The mails used by MailChimp contains a “web beacon“, which will inform MailChimp about the opening of the newsletter and/or the clicking on a link contained therein by you. As part of that process, information regarding your browser, your location and your IP address will be transmitted to MailChimp. This information will be used to optimise our communication with you.
Our newsletter provider will also use this data for purposes of analysis and optimisation of their own service, but only in pseudonymised form (meaning that your identification is not possible). But your data will not be used by the provider to contact you directly.
Your data will remain stored for as long as you are stored in our mailing list, the storage is required to enforce our rights or it is necessary for our legitimate interest or we are required by law to keep your data.
Based on our legitimate interest in a technologically perfect online offering and its design and optimisation in an economically efficient manner pursuant to Art. 6 para. 1 (f) GDPR, we use the Google Analytics tool provided by Google Ireland Limited, Gordon House, Barrow Street, Dublin 4, Irland. This allows to analyse the use of websites and to put together pseudonymous profiles of users based on the data. In order to do this, Google applies different technologies, among them also storing cookies on your computer. These store information about the use of our page, which we will use to improve our offers.
The data collected by Google may be transferred by Google to countries outside of the EU, in particular to the USA. We have concluded a data processing agreement with Google, according to which Google only processes your data according to our instructions. This agreement ensures, that your data will be transferred to the US solely on the base of the standard contractual clauses, see the Google Ads Data Processing Terms for further information. The Google Ads Data Processing Terms are available here: https://business.safety.google/adsprocessorterms/.
We have taken additional precautions to ensure the appropriate protection of your data as far as possible. Before transferring it to Google, we anonymize your IP address. This is achieved by activating the Anonymizelp() feature in the tracking code of Google Analytics.

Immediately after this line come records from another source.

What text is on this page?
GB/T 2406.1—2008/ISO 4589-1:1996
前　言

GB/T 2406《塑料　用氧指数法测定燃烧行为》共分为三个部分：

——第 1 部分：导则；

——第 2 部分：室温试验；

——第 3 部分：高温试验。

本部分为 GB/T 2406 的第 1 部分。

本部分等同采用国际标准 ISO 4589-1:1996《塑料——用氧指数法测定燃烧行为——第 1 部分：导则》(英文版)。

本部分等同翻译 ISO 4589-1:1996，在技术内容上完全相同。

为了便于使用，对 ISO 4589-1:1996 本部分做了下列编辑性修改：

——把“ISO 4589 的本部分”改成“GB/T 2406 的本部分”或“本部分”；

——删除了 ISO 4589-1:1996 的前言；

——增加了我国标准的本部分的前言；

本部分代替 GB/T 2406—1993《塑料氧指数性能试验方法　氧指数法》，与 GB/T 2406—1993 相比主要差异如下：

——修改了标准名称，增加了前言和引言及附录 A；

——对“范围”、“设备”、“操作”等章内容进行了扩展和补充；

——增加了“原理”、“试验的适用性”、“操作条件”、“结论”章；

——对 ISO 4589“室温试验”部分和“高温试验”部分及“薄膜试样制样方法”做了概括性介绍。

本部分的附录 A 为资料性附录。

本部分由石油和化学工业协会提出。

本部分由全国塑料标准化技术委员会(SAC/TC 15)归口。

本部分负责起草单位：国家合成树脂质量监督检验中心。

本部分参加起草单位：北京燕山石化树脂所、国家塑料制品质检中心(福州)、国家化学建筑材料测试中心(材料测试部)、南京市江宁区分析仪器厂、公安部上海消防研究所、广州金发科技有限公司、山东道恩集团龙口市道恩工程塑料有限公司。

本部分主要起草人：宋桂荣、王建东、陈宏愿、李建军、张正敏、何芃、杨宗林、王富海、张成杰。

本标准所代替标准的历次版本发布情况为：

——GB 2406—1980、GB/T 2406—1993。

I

We have also concluded a contract with Google about the processing of data, according to which Google will not combine your data with other data collected by Google in order to find out your identity.
If this should not be sufficient for you, you can also use the link http://tools.google.com/dlpage/gaoptout
to download and install a browser plugin provided by Google to block Google Analytics, preventing Google from collecting and transferring your personal data.
You can also prevent the data collection by Google Analytics by confirming the subsequent link deactivate Google Analytics to deactivate Google Analytics by setting an opt-out cookie which will also prevent the collection of your data.
You will find more information about Google’s precautions regarding data protection at the following link:
Additionally for the general handling with cookies, their deactivation and transfer of data to third parties (in particular USA) we refer to the general part of this declaration.
Based on our legitimate interest in a technologically perfect online offering and its design and optimisation in an economically efficient manner pursuant to Art. 6 para. 1 (f) GDPR, we use the security plugin iThemes Security provided by Liquid Web LLC, 2703 Ena Drive, Lansing, MI 48917, USA to prevent attacks on our website. Login attempts, logout requests, requests for suspicious URLs, changes to the content of the site and password updates are recorded by the plugin and stored for 30 days in order to block massive requests and attacks on our website.
iThemes cannot be blocked, because that would remove the protection of our website.